Bovendien heeft het verdrag van Lissabon de bestaande basiswaarden uitgebreid met dubbelzinnige (Dt. vieldeutige) waarden zoals "rechtvaardigheid" en "solidariteit". Zulke begrippen tooien elk partijprogramma. Als basiswaarden van het EU-verdrag bieden ze het Hof van Justitie echter de mogelijkheid, zich met de binnenlandse en sociale aangelegenheden van de lidstaten te bemoeien en beslissingen te nemen waarvoor eigenlijk de nationale parlementen bevoegd zijn. Zal het Hof van Justitie bijvoorbeeld een nationale regeling onwettig verklaren die de managerlonen beperkt – omdat dat "onrechtvaardig" is? Of net omgekeerd: zal het beslissen dat het niet beperken van managerlonen een inbreuk tegen de basiswaarden is? Vandaag kan niemand dat weten. Na vijf decennia van jurisprudentie weten we wel dat het Europees Hof van Justitie elke gelegenheid te baat genomen heeft om zijn invloed op het nationale recht te vergroten.

Van zulke gevaren was tijdens de parlementaire debatten over het verdrag geen sprake. Nu blijkt echter dat het verdrag van Lissabon de nationale grondwetten degradeert tot de status die in Duitsland de grondwetten van de deelstaten tegenover de federale grondwet hebben.
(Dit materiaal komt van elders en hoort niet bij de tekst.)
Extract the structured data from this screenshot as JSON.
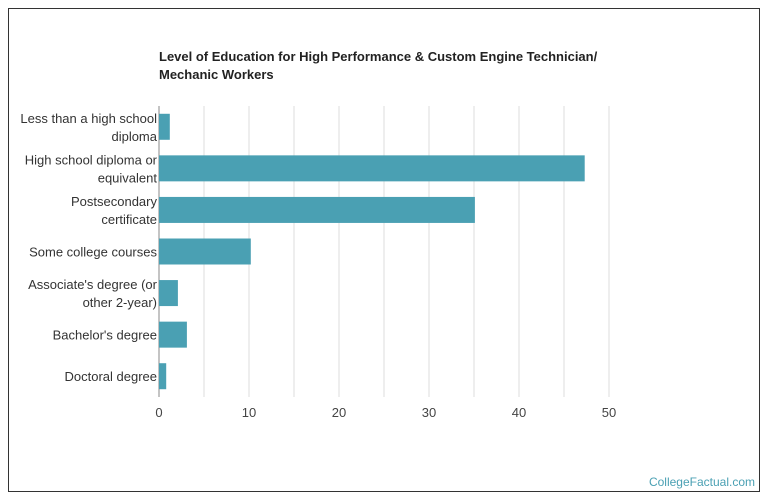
{
  "chart_data": {
    "type": "bar",
    "orientation": "horizontal",
    "title_lines": [
      "Level of Education for High Performance & Custom Engine Technician/",
      "Mechanic Workers"
    ],
    "categories": [
      [
        "Less than a high school",
        "diploma"
      ],
      [
        "High school diploma or",
        "equivalent"
      ],
      [
        "Postsecondary",
        "certificate"
      ],
      [
        "Some college courses"
      ],
      [
        "Associate's degree (or",
        "other 2-year)"
      ],
      [
        "Bachelor's degree"
      ],
      [
        "Doctoral degree"
      ]
    ],
    "values": [
      1.2,
      47.3,
      35.1,
      10.2,
      2.1,
      3.1,
      0.8
    ],
    "xlim": [
      0,
      50
    ],
    "xticks": [
      "0",
      "10",
      "20",
      "30",
      "40",
      "50"
    ],
    "grid": "vertical",
    "legend": "none",
    "bar_color": "#4aa0b3",
    "grid_color": "#dddddd"
  },
  "watermark": "CollegeFactual.com"
}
Het Duits Grondwettelijk Hof verliest zijn macht ook op die gebieden die louter met Duitse aangelegenheden te maken hebben. Dat was wellicht niet de bedoeling van de landen die het verdrag uitwerkten, maar het is wel een gevolg. De Duitse regering heeft nu nog de mogelijkheid om dit effect door een volkenrechtelijk voorbehoud te verhinderen. Doet ze dat niet, dan zou het zestigste jubileum van de Duitse grondwet dat we dit jaar vieren wel eens het laatste kunnen zijn. Want in de toekomst zal de grondwet nog slechts als een deelstaatgrondwet voortbestaan, als een grondwet van de tweede rang.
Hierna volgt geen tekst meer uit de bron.